Friday, March 29, 2013

Chaos and Order

I've been reading newspapers lately, especially the Wall Street Journal and the New York Times (because I've got direct access to the papers). I'm more of a new news media person myself, but I can never really forget the time I spent reading our local paper when I didn't have access to the internet at a younger age. I naively and presumptuously read the newspaper thinking most of what they wrote was likely true, or at least reliable. I hold no more such illusions.

It makes me laugh, though, when I read comments from members of the old news corps drumming a beat against the new media. The new media is chaotic, they say. Unreliable. Disordered. Contradictory. The old way was better, they say: "...I think we were better off as a society when we had fallible but reasonable people sorting out what mattered and what you needed to know about it." 

I wonder if they even see the arrogance of their own position. They act as if they were the only people reasonable enough to sort the news and choose what was important. I do agree with them on one point, though: the new media is disordered, unreliable, and contradictory. Personally, though, I'd rather have contradictory reports that I can sort out myself than ordered sources convinced of their own superiority feeding to me what they've decided is important. At least the new media acts as if their readers are smart enough to analyze things on their own.

Monday, March 25, 2013

Our own prejudices

A statement made in an article I read today got me thinking. The gist of the statement was: "Humans like to think they are rational, but that rationality is an illusion". While I was reading the article, I found myself picking apart it's arguments, finding weakness, prejudice, grandiosity, self aggrandizement, and other self promoting argumentative tactics. (Here's the article, you can decide if I'm correct yourself).

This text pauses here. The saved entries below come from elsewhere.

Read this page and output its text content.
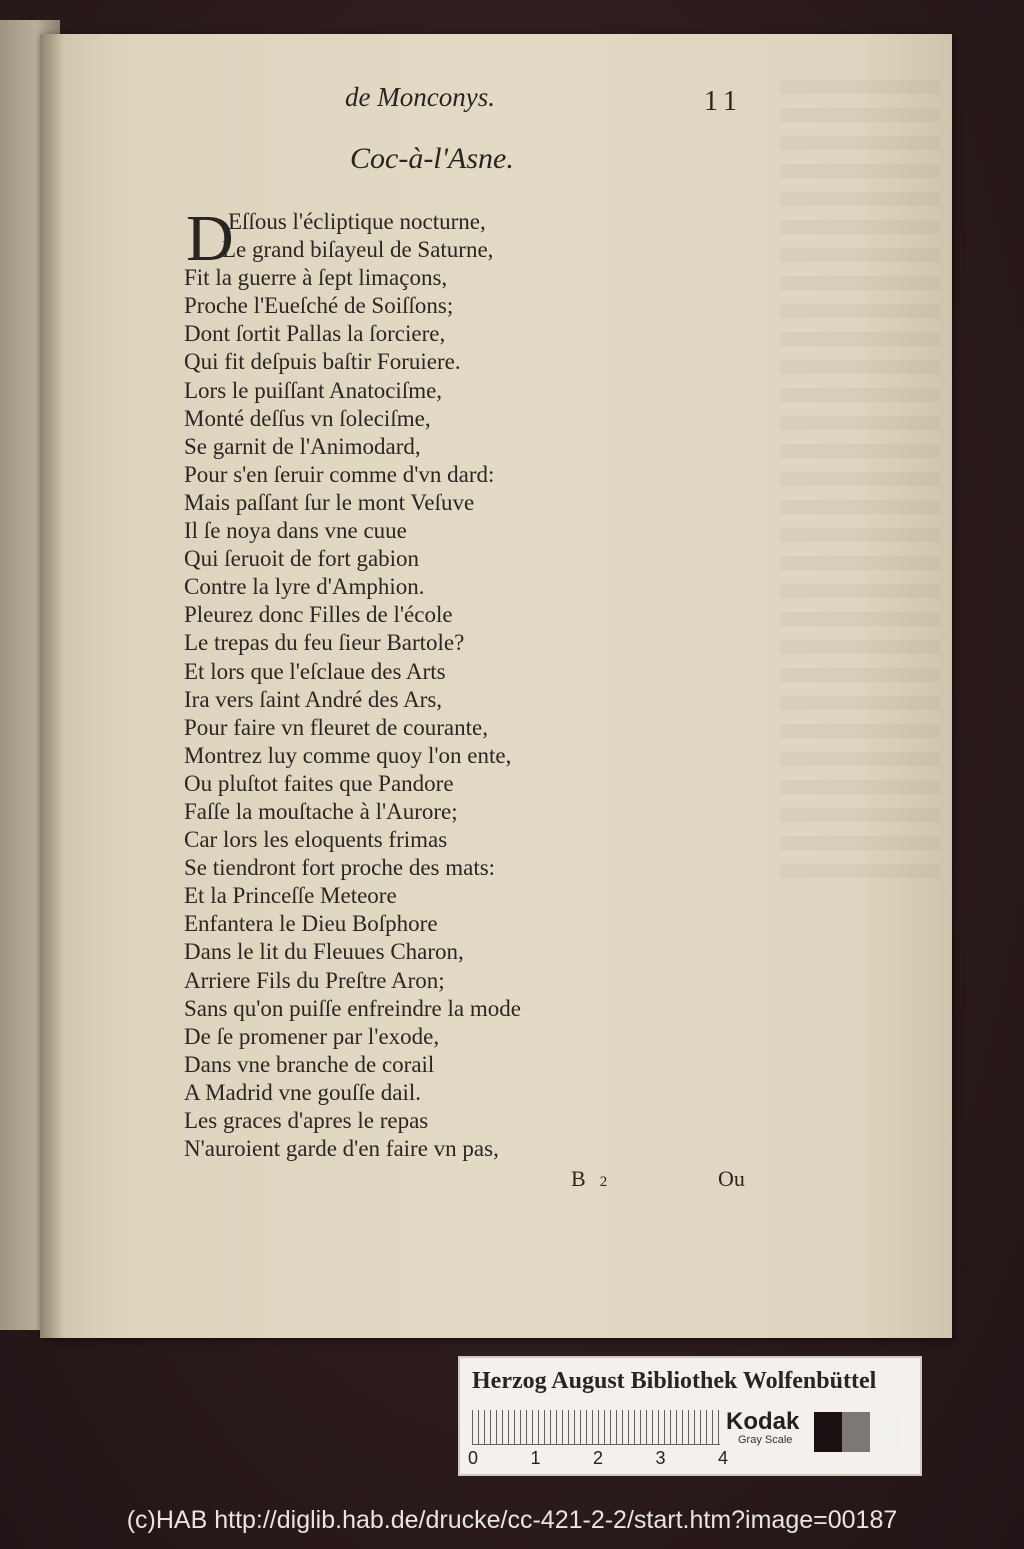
de Monconys.	11
Coc-à-l'Asne.
D
Eſſous l'écliptique nocturne,
Le grand biſayeul de Saturne,
Fit la guerre à ſept limaçons,
Proche l'Eueſché de Soiſſons;
Dont ſortit Pallas la ſorciere,
Qui fit deſpuis baſtir Foruiere.
Lors le puiſſant Anatociſme,
Monté deſſus vn ſoleciſme,
Se garnit de l'Animodard,
Pour s'en ſeruir comme d'vn dard:
Mais paſſant ſur le mont Veſuve
Il ſe noya dans vne cuue
Qui ſeruoit de fort gabion
Contre la lyre d'Amphion.
Pleurez donc Filles de l'école
Le trepas du feu ſieur Bartole?
Et lors que l'eſclaue des Arts
Ira vers ſaint André des Ars,
Pour faire vn fleuret de courante,
Montrez luy comme quoy l'on ente,
Ou pluſtot faites que Pandore
Faſſe la mouſtache à l'Aurore;
Car lors les eloquents frimas
Se tiendront fort proche des mats:
Et la Princeſſe Meteore
Enfantera le Dieu Boſphore
Dans le lit du Fleuues Charon,
Arriere Fils du Preſtre Aron;
Sans qu'on puiſſe enfreindre la mode
De ſe promener par l'exode,
Dans vne branche de corail
A Madrid vne gouſſe dail.
Les graces d'apres le repas
N'auroient garde d'en faire vn pas,
B 2	Ou
Herzog August Bibliothek Wolfenbüttel
0	1	2	3	4
Kodak
Gray Scale
(c)HAB http://diglib.hab.de/drucke/cc-421-2-2/start.htm?image=00187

There's a kind of arrogance in using logic to prove human beings are illogical, I think.

The thing is, though, I agree with the author on this statement. We are illogical, yet self-delusional beings often incapable of knowing what is best for us. We have our goals, our ideas, or desires, passions, loyalties, and we want those loyalties to be logically infallible. Upon closer inspection, though, each of those loyalties turn out to have holes - logical contradictions, unsupported assumptions, untenable conclusions, the whole lot. We are, in a word, fallible.

But does this mean we need to submit ourselves to laws limiting our freedom of choice? Do we need a micro-managing government to stop us from hurting ourselves? I might say yes if we had some non-human, objective entity with far more data processing ability that we have, but such is not the case. Our lawmakers are human, too, subject to the same prejudices, cognitive biases, and delusions as the rest of the populace. What guarantee do we have that their decisions are truly based upon anything more than prejudice? None.

I'm not privy to the inner workings of the cost-benefit analysis done in the higher echelons of government, but I can't imagine the decisions are any more rational than those made on a more local scale. I'm no economist, though. Take my opinion with a grain of salt.

Saturday, March 23, 2013

Gun Control Lunacy

I read an article in the New York Times this morning entitled: Saving Children From Guns. I'm no gun advocate, but neither am I a gun control advocate. Rather, I'm an advocate for data, and unsurprisingly, this article ignores data while attempting to use emotion to manipulate its readership. The article would have us assume accidental gun death represents the majority of accidental child death annually.

This statement is patently false. In 2007, of the 11,778 accidental child deaths in the nation, a mere 138 of them were due to accidental firearm discharge, and this is data for ages 0 to 19. Previous years give similar statistics. Perhaps, if the author wants limit accidental child mortality, he should focus on limiting child car accident deaths (6,638 in 2007) or maybe even accidental poisonings (972).

I surmise the author's real intention is to limit all gun violence, specifically homicide. but if the author really wants such a focus, he shouldn't use accidental child gun death as an emotional lead in for his argument. It's dishonest.